Отец моего врага - стр. 39
— Как великолепно! — саркастично взорвалась, сцепив зубы.
— Готова подписать? — не унимался мужчина и, когда я не ответила, в конец обнаглел. Сделал вид, мол проверяет на правильность мой ответ, перегнулся через тумбу, пахом впечатываясь в ягодицы. Я чувствовала каждый миллиметр его каменного члена в брюках кожей, пока тот невозмутимо выхватил ручку, принимаясь быстро что-то чертить. — Тебе понравится, Персик. Я же слышу, как ты дышишь.
Для всех мы были преподаватель со студенткой, решающими сложное задание. Студенты судорожно пытались списать хоть что-то, пока мужчина едва ощутимо раскачивал бедрами вверх-вниз, вызывая у меня самые настоящие приступы жара.
— К-как? — непроизвольно вырвалось с губ.
— Так, — я ощутила странную рычащую вибрацию в его голосе. Словно еще мгновение, и мужчина сорвется, крыша окончательно поедет, — будто вот-вот кончишь. Прямо здесь, при всей аудитории… Правда, грязная девчонка?

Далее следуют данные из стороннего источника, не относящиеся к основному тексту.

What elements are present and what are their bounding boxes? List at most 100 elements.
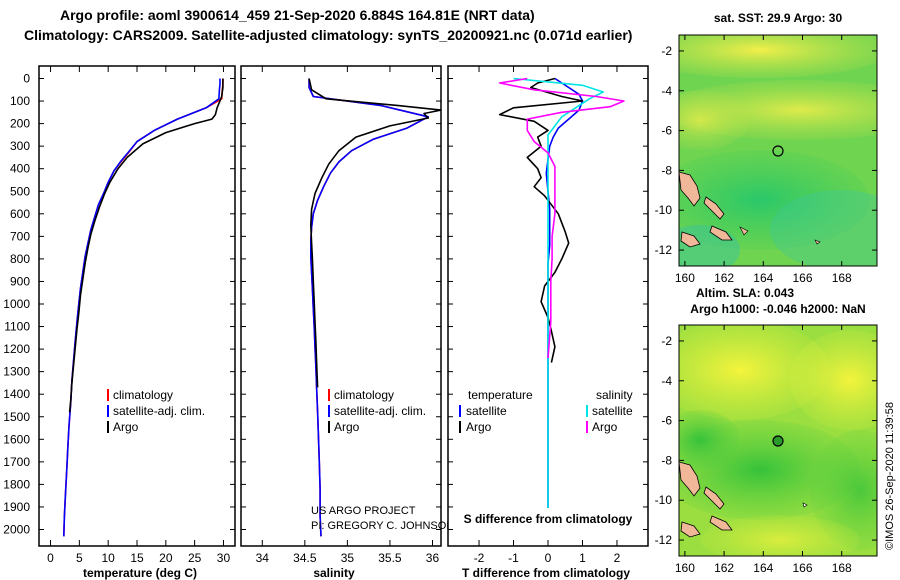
lon-tick-label: 160	[675, 561, 695, 575]
lat-tick-label: -8	[661, 163, 672, 177]
lat-tick-label: -2	[661, 44, 672, 58]
depth-tick-label: 1200	[3, 342, 30, 356]
sst-map-frame	[678, 34, 878, 267]
legend-salinity-title: salinity	[596, 388, 633, 402]
credit-project: US ARGO PROJECT	[311, 505, 416, 517]
depth-tick-label: 900	[10, 274, 30, 288]
lon-tick-label: 168	[832, 561, 852, 575]
sla-map-title-1: Altim. SLA: 0.043	[696, 286, 794, 300]
legend-temperature-title: temperature	[468, 388, 533, 402]
t-difference-label: T difference from climatology	[462, 566, 630, 580]
depth-tick-label: 400	[10, 162, 30, 176]
legend-s-satellite-swatch	[586, 405, 588, 417]
lon-tick-label: 166	[792, 561, 812, 575]
salinity-plot-frame	[240, 65, 442, 547]
x-tick-label: -2	[474, 551, 485, 565]
depth-tick-label: 1600	[3, 432, 30, 446]
series-line-satellite-adj-clim-	[63, 78, 221, 537]
series-line-temperature-argo	[498, 77, 584, 363]
depth-tick-label: 1900	[3, 500, 30, 514]
lat-tick-label: -6	[661, 124, 672, 138]
salinity-x-label: salinity	[313, 566, 355, 580]
temperature-legend: climatology satellite-adj. clim. Argo	[107, 388, 205, 434]
credit-pi: PI: GREGORY C. JOHNSON	[311, 520, 454, 532]
sst-map-lon-axis: 160 162 164 166 168	[675, 35, 852, 285]
argo-position-marker-sla	[772, 435, 784, 447]
sal-legend-climatology-swatch	[328, 389, 330, 401]
imos-timestamp: ©IMOS 26-Sep-2020 11:39:58	[884, 402, 896, 550]
temperature-panel: 0100200300400500600700800900100011001200…	[3, 65, 236, 580]
sal-legend-argo-swatch	[328, 421, 330, 433]
argo-position-marker	[772, 145, 784, 157]
lat-tick-label: -4	[661, 374, 672, 388]
depth-axis: 0 100 200 300 400 500 600 700 800 900 1000 1100 1200…	[3, 72, 235, 537]
depth-tick-label: 1100	[4, 320, 30, 334]
temperature-x-axis: 0 5 10 15 20 25 30	[47, 66, 230, 565]
x-tick-label: -1	[508, 551, 519, 565]
sst-map: sat. SST: 29.9 Argo: 30 -2 -4 -6 -8 -10 -12 1…	[655, 11, 878, 285]
x-tick-label: 0	[47, 551, 54, 565]
temperature-x-label: temperature (deg C)	[83, 566, 197, 580]
legend-t-satellite-label: satellite	[466, 404, 507, 418]
s-diff-label-bg	[458, 508, 638, 540]
sla-map-lon-axis: 160 162 164 166 168	[675, 325, 852, 575]
legend-climatology-swatch	[107, 389, 109, 401]
depth-tick-label: 500	[10, 184, 30, 198]
legend-s-argo-swatch	[586, 421, 588, 433]
x-tick-label: 1	[579, 551, 586, 565]
depth-tick-label: 1800	[3, 477, 30, 491]
series-line-argo	[68, 78, 224, 413]
salinity-depth-ticks	[241, 78, 441, 530]
sal-legend-satellite-swatch	[328, 405, 330, 417]
lon-tick-label: 166	[792, 271, 812, 285]
x-tick-label: 35	[341, 551, 355, 565]
sst-map-image	[679, 35, 877, 266]
depth-tick-label: 1000	[3, 297, 30, 311]
lat-tick-label: -10	[655, 203, 673, 217]
lon-tick-label: 168	[832, 271, 852, 285]
x-tick-label: 10	[101, 551, 115, 565]
legend-s-satellite-label: satellite	[592, 404, 633, 418]
lat-tick-label: -12	[655, 243, 673, 257]
depth-tick-label: 1700	[3, 455, 30, 469]
depth-tick-label: 1500	[3, 410, 30, 424]
lat-tick-label: -8	[661, 453, 672, 467]
sal-legend-climatology-label: climatology	[334, 388, 394, 402]
sal-legend-argo-label: Argo	[334, 420, 360, 434]
s-difference-label: S difference from climatology	[464, 512, 633, 526]
difference-legend: temperature salinity satellite Argo sate…	[459, 388, 633, 434]
legend-t-argo-label: Argo	[466, 420, 492, 434]
salinity-legend: climatology satellite-adj. clim. Argo	[328, 388, 426, 434]
legend-satellite-swatch	[107, 405, 109, 417]
depth-tick-label: 800	[10, 252, 30, 266]
header-title-line1: Argo profile: aoml 3900614_459 21-Sep-20…	[60, 7, 535, 23]
depth-tick-label: 600	[10, 207, 30, 221]
lon-tick-label: 162	[714, 561, 734, 575]
x-tick-label: 5	[76, 551, 83, 565]
x-tick-label: 34	[256, 551, 270, 565]
legend-climatology-label: climatology	[113, 388, 173, 402]
difference-depth-ticks	[448, 78, 648, 530]
x-tick-label: 35.5	[378, 551, 402, 565]
salinity-profiles	[308, 78, 441, 537]
series-line-salinity-satellite	[513, 77, 605, 537]
x-tick-label: 34.5	[293, 551, 317, 565]
sla-map-lat-axis: -2 -4 -6 -8 -10 -12	[655, 334, 877, 547]
depth-tick-label: 1400	[3, 387, 30, 401]
lon-tick-label: 160	[675, 271, 695, 285]
temperature-profiles	[63, 78, 224, 537]
legend-argo-swatch	[107, 421, 109, 433]
x-tick-label: 2	[614, 551, 621, 565]
x-tick-label: 36	[426, 551, 440, 565]
lat-tick-label: -12	[655, 533, 673, 547]
depth-tick-label: 100	[10, 94, 30, 108]
depth-tick-label: 0	[23, 72, 30, 86]
header-title-line2: Climatology: CARS2009. Satellite-adjuste…	[24, 27, 632, 43]
difference-x-axis: -2 -1 0 1 2	[474, 66, 621, 565]
difference-profiles	[498, 77, 625, 537]
series-line-salinity-argo	[498, 77, 625, 359]
lat-tick-label: -4	[661, 84, 672, 98]
salinity-panel: 34 34.5 35 35.5 36 salinity climatology sate…	[240, 65, 454, 580]
sal-legend-satellite-label: satellite-adj. clim.	[334, 404, 426, 418]
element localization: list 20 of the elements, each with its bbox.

Нечего было скрывать, Прохор Германович обладал совершенно поражающим шармом и мужской харизмой, несомненно возбуждающей и бьющей кувалдой по коленкам. Я помнила, каким горячим, нежным, требовательным он был буквально день назад… Намного четче, чем хотелось бы.

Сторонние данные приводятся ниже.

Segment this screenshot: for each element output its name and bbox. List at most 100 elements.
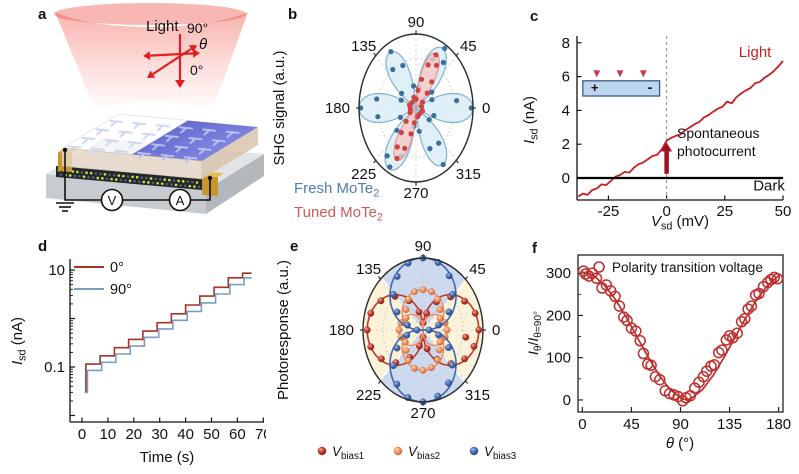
y-tick: 2 [562, 136, 570, 153]
step-trace-0° [85, 272, 252, 393]
angle-90-label: 90° [187, 20, 208, 36]
panel-d-label: d [38, 238, 48, 255]
angle-label-90: 90 [415, 238, 432, 255]
legend: Fresh MoTe2 Tuned MoTe2 [294, 180, 383, 223]
background-wedges [363, 258, 483, 402]
radial-axis-label: SHG signal (a.u.) [271, 50, 288, 165]
x-tick: 90 [672, 416, 689, 433]
x-axis-label: Vsd (mV) [651, 213, 709, 232]
light-label: Light [146, 18, 179, 35]
x-tick: 180 [766, 416, 791, 433]
legend: Polarity transition voltage [593, 260, 763, 275]
voltmeter-icon [100, 188, 124, 212]
x-tick: 45 [623, 416, 640, 433]
angle-label-45: 45 [469, 261, 486, 278]
axes: 0 45 90 135 180 0 100 200 300 [546, 254, 791, 433]
angle-label-135: 135 [351, 38, 376, 55]
polarity-scatter-chart: 0 45 90 135 180 0 100 200 300 Polarity transition… [525, 254, 791, 452]
x-tick: 40 [177, 426, 194, 443]
legend: Vbias1 Vbias2 Vbias3 [317, 444, 516, 462]
angle-label-135: 135 [356, 261, 381, 278]
y-tick: 6 [562, 69, 570, 86]
data-points [577, 265, 784, 407]
x-tick: -25 [598, 203, 620, 220]
angle-label-225: 225 [356, 387, 381, 404]
theta-label: θ [199, 36, 207, 53]
legend-marker-3 [469, 446, 479, 456]
voltmeter-label: V [108, 193, 117, 208]
y-tick: 0 [563, 392, 571, 409]
metasurface-slab [61, 113, 258, 180]
legend-label-3: Vbias3 [484, 444, 516, 462]
angle-tick-labels: 0 45 90 135 180 225 270 315 [325, 14, 490, 202]
axes: 0 10 20 30 40 50 60 70 0.1 10 [44, 259, 266, 443]
angle-label-0: 0 [492, 322, 500, 339]
y-tick: 0 [562, 170, 570, 187]
step-trace-90° [84, 277, 252, 394]
y-tick: 100 [546, 350, 571, 367]
legend: 0°90° [74, 260, 132, 298]
y-tick: 0.1 [44, 359, 65, 376]
legend-marker-2 [393, 446, 403, 456]
angle-label-315: 315 [465, 387, 490, 404]
y-axis-label: Isd (nA) [521, 96, 540, 144]
x-tick: 0 [78, 426, 86, 443]
angle-label-180: 180 [329, 322, 354, 339]
x-tick: 0 [578, 416, 586, 433]
x-tick: 25 [716, 203, 733, 220]
polar-outline [356, 30, 476, 186]
x-tick: 60 [229, 426, 246, 443]
legend-label-1: Vbias1 [332, 444, 364, 462]
shg-polar-chart: 0 45 90 135 180 225 270 315 SHG signal (a.u.) Fre… [271, 14, 490, 223]
x-tick: 70 [255, 426, 266, 443]
light-curve-label: Light [739, 44, 772, 61]
panel-f: f 0 45 90 135 180 0 100 200 300 Polarity transiti… [520, 236, 799, 474]
ammeter-label: A [176, 193, 185, 208]
angle-tick-labels: 0 45 90 135 180 225 270 315 [329, 238, 500, 422]
legend-marker [593, 261, 605, 273]
y-tick: 300 [546, 265, 571, 282]
y-tick: 200 [546, 307, 571, 324]
angle-label-180: 180 [325, 100, 350, 117]
legend-label-2: 90° [110, 282, 132, 298]
mote2-lattice [56, 166, 202, 190]
angle-0-label: 0° [190, 62, 203, 78]
panel-b-label: b [288, 6, 298, 23]
panel-a: a V A Light 90° θ 0° [0, 0, 268, 236]
panel-f-label: f [532, 240, 537, 257]
legend-item-1: Fresh MoTe2 [294, 180, 379, 199]
panel-e-label: e [290, 238, 299, 255]
legend-marker-1 [317, 446, 327, 456]
x-tick: 0 [662, 203, 670, 220]
legend-label: Polarity transition voltage [612, 260, 763, 275]
panel-c: c -25 0 25 50 0 2 4 6 8 + - Light Dark Spontaneous pho… [520, 0, 799, 236]
series-3 [389, 254, 457, 406]
axes: -25 0 25 50 0 2 4 6 8 [562, 35, 792, 220]
polarization-arrows: Light 90°θ 0° [143, 18, 208, 88]
light-glow [54, 3, 248, 112]
radial-axis-label: Photoresponse (a.u.) [275, 260, 292, 400]
y-axis-label: Iθ/Iθ=90° [525, 311, 544, 355]
x-tick: 135 [717, 416, 742, 433]
y-axis-label: Isd (nA) [9, 317, 28, 365]
angle-label-90: 90 [408, 14, 425, 31]
x-tick: 10 [100, 426, 117, 443]
x-tick: 30 [151, 426, 168, 443]
annotation-line2: photocurrent [677, 143, 756, 159]
polar-outline [360, 254, 486, 406]
annotation-line1: Spontaneous [677, 125, 760, 141]
x-axis-label: Time (s) [140, 449, 194, 466]
angle-label-270: 270 [410, 405, 435, 422]
panel-e: e 0 45 90 135 180 225 270 315 Photoresponse (a.u… [266, 236, 520, 474]
panel-c-label: c [530, 8, 539, 25]
minus-electrode-label: - [648, 79, 653, 95]
series-2 [393, 52, 440, 162]
y-tick: 8 [562, 35, 570, 52]
curve-light [577, 60, 784, 198]
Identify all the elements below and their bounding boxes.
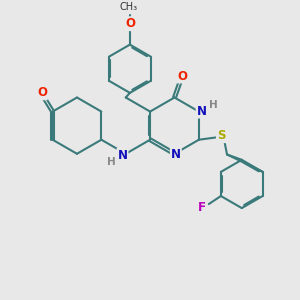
- Text: CH₃: CH₃: [119, 2, 138, 12]
- Text: O: O: [125, 17, 135, 30]
- Text: O: O: [37, 86, 47, 99]
- Text: H: H: [106, 157, 116, 167]
- Text: N: N: [171, 148, 181, 161]
- Text: N: N: [196, 104, 207, 118]
- Text: F: F: [198, 201, 206, 214]
- Text: N: N: [118, 148, 128, 162]
- Text: H: H: [209, 100, 218, 110]
- Text: S: S: [217, 129, 225, 142]
- Text: O: O: [178, 70, 188, 83]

Его горячие умелые пальцы гладили кожу, и я забывала обо всем на свете… О куче людей вокруг, об обиде, о страхе… Был только он и странное томление между ног, граничащее с болью. Словно какое-то сумасшествие.
И все же грязной девочкой я не была. Не для того вставала в пять утра и ехала на работу, после чего на учебу и снова на работу. Не для того училась по ночам и спала по два, а когда повезет — все четыре часа в сутки… Ну. Уж. Нет.

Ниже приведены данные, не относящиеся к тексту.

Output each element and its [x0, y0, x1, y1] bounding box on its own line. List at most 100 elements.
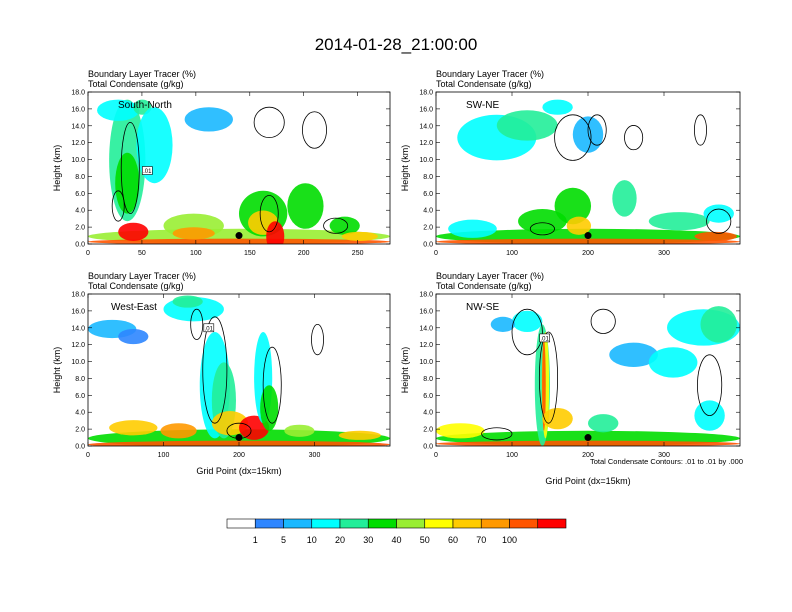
y-tick-label: 12.0	[419, 342, 433, 349]
panel-subtitle-condensate: Total Condensate (g/kg)	[88, 281, 184, 291]
y-tick-label: 8.0	[423, 376, 433, 383]
x-tick-label: 100	[506, 250, 518, 257]
heatmap-cell	[566, 216, 592, 235]
y-tick-label: 18.0	[71, 292, 85, 299]
y-tick-label: 0.0	[423, 242, 433, 249]
condensate-contour	[587, 114, 607, 146]
panel-subtitle-condensate: Total Condensate (g/kg)	[88, 79, 184, 89]
x-tick-label: 200	[582, 452, 594, 459]
heatmap-cell	[97, 99, 140, 121]
colorbar-label: 100	[502, 535, 517, 545]
colorbar-swatch	[480, 518, 510, 529]
heatmap-cell	[341, 231, 378, 241]
heatmap-cell	[329, 216, 360, 235]
y-tick-label: 18.0	[419, 292, 433, 299]
y-tick-label: 0.0	[75, 444, 85, 451]
heatmap-cell	[496, 110, 558, 141]
location-marker	[584, 434, 592, 442]
heatmap-cell	[338, 430, 381, 440]
colorbar-label: 70	[476, 535, 486, 545]
heatmap-cell	[612, 180, 637, 217]
y-tick-label: 2.0	[75, 427, 85, 434]
heatmap-cell	[542, 339, 546, 431]
heatmap-cell	[160, 423, 197, 439]
heatmap-cell	[172, 295, 203, 308]
y-tick-label: 4.0	[75, 208, 85, 215]
y-tick-label: 8.0	[75, 174, 85, 181]
colorbar-swatch	[311, 518, 341, 529]
colorbar-swatch	[339, 518, 369, 529]
colorbar-label: 30	[363, 535, 373, 545]
x-tick-label: 200	[233, 452, 245, 459]
colorbar-swatch	[254, 518, 284, 529]
condensate-contour	[111, 190, 125, 222]
heatmap-field	[88, 99, 390, 244]
y-tick-label: 2.0	[423, 225, 433, 232]
y-tick-label: 6.0	[423, 191, 433, 198]
heatmap-cell	[172, 227, 215, 240]
condensate-contour	[538, 331, 558, 424]
colorbar-swatch	[424, 518, 454, 529]
cross-section-label: NW-SE	[466, 302, 499, 313]
heatmap-cell	[448, 219, 497, 238]
location-marker	[584, 232, 592, 240]
heatmap-cell	[648, 212, 710, 231]
contour-label: .01	[541, 336, 550, 342]
condensate-contour	[529, 222, 555, 236]
condensate-contour	[481, 427, 513, 441]
condensate-contour	[697, 354, 723, 417]
colorbar-label: 1	[253, 535, 258, 545]
condensate-contour	[323, 217, 349, 234]
heatmap-cell	[542, 99, 573, 115]
x-axis-label: Grid Point (dx=15km)	[545, 476, 630, 486]
x-tick-label: 0	[86, 250, 90, 257]
y-tick-label: 16.0	[71, 106, 85, 113]
heatmap-cell	[284, 424, 315, 437]
x-tick-label: 50	[138, 250, 146, 257]
y-tick-label: 16.0	[71, 308, 85, 315]
cross-section-label: South-North	[118, 100, 172, 111]
y-tick-label: 12.0	[71, 140, 85, 147]
condensate-contour	[624, 125, 644, 151]
y-tick-label: 18.0	[71, 90, 85, 97]
panel-subtitle-tracer: Boundary Layer Tracer (%)	[88, 69, 196, 79]
condensate-contour	[706, 208, 732, 234]
y-tick-label: 4.0	[423, 208, 433, 215]
panels: 0.0 2.0 4.0 6.0 8.0 10.0 12.0 14.0 16.0 18.0 0 50 10…	[52, 69, 741, 486]
contour-label: .01	[143, 169, 152, 175]
colorbar-label: 20	[335, 535, 345, 545]
x-tick-label: 0	[434, 250, 438, 257]
condensate-contour	[253, 106, 285, 139]
x-tick-label: 250	[352, 250, 364, 257]
heatmap-cell	[588, 414, 619, 433]
plot-frame	[87, 91, 391, 245]
colorbar-swatch	[537, 518, 567, 529]
y-tick-label: 6.0	[75, 191, 85, 198]
heatmap-cell	[700, 306, 737, 343]
y-tick-label: 4.0	[423, 410, 433, 417]
y-tick-label: 10.0	[419, 157, 433, 164]
panel-subtitle-tracer: Boundary Layer Tracer (%)	[436, 69, 544, 79]
y-tick-label: 14.0	[71, 325, 85, 332]
condensate-contour	[511, 308, 543, 356]
y-tick-label: 12.0	[71, 342, 85, 349]
heatmap-cell	[648, 347, 698, 378]
x-tick-label: 200	[298, 250, 310, 257]
y-tick-label: 10.0	[71, 157, 85, 164]
x-tick-label: 300	[309, 452, 321, 459]
x-axis-label: Grid Point (dx=15km)	[196, 466, 281, 476]
y-axis-label: Height (km)	[52, 347, 62, 394]
colorbar-label: 50	[420, 535, 430, 545]
heatmap-cell	[109, 420, 158, 436]
panel-2: 0.0 2.0 4.0 6.0 8.0 10.0 12.0 14.0 16.0 18.0 0 100 2…	[400, 69, 741, 257]
contour-footnote: Total Condensate Contours: .01 to .01 by…	[590, 457, 743, 466]
x-tick-label: 100	[158, 452, 170, 459]
condensate-contour	[202, 316, 228, 424]
x-tick-label: 100	[190, 250, 202, 257]
y-tick-label: 14.0	[419, 325, 433, 332]
y-tick-label: 6.0	[75, 393, 85, 400]
contour-label-box	[142, 166, 153, 175]
heatmap-cell	[542, 408, 573, 430]
heatmap-cell	[554, 187, 592, 225]
x-tick-label: 100	[506, 452, 518, 459]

Прикусив от страха губу до боли, я с размаху наступила каблуком Прохору Германовичу на шикарный лакированный туфель и, естественно, продавила кожу. Он резко отпрянул назад, а я воспользовалась возможностью и воскликнула:
— Я все! Готово, могу присесть?
Не дожидаясь ответа, вернулась за парту. Не помню как, словно в тумане. От адреналина до сих пор глаза на мокром месте, а на губах держалась нервная улыбка.
Прохора Германовича словно скрутило по нужде за тумбой, он долго не мог разогнуться, но и звука не издал. Все вокруг шушукались, мол шнурки у него там что ли развязались… Какие шнурки на туфлях?! В любом случае, истинная причина мне была известна.
Когда он выпрямился, на лице отразилось такое спокойствие, что лучше был он орал. Молча покрутив листок с моим ответом, он равнодушно поднял бровь и кратко переспросил:
— Готово, говоришь?
— Ага, — горло скрутило, голос стал не мой.
— Что же, это просто ужасно, — покачал головой он, даже на меня не взглянув. — Зайдешь в триста пятый кабинет за своим законным наказанием к куратору.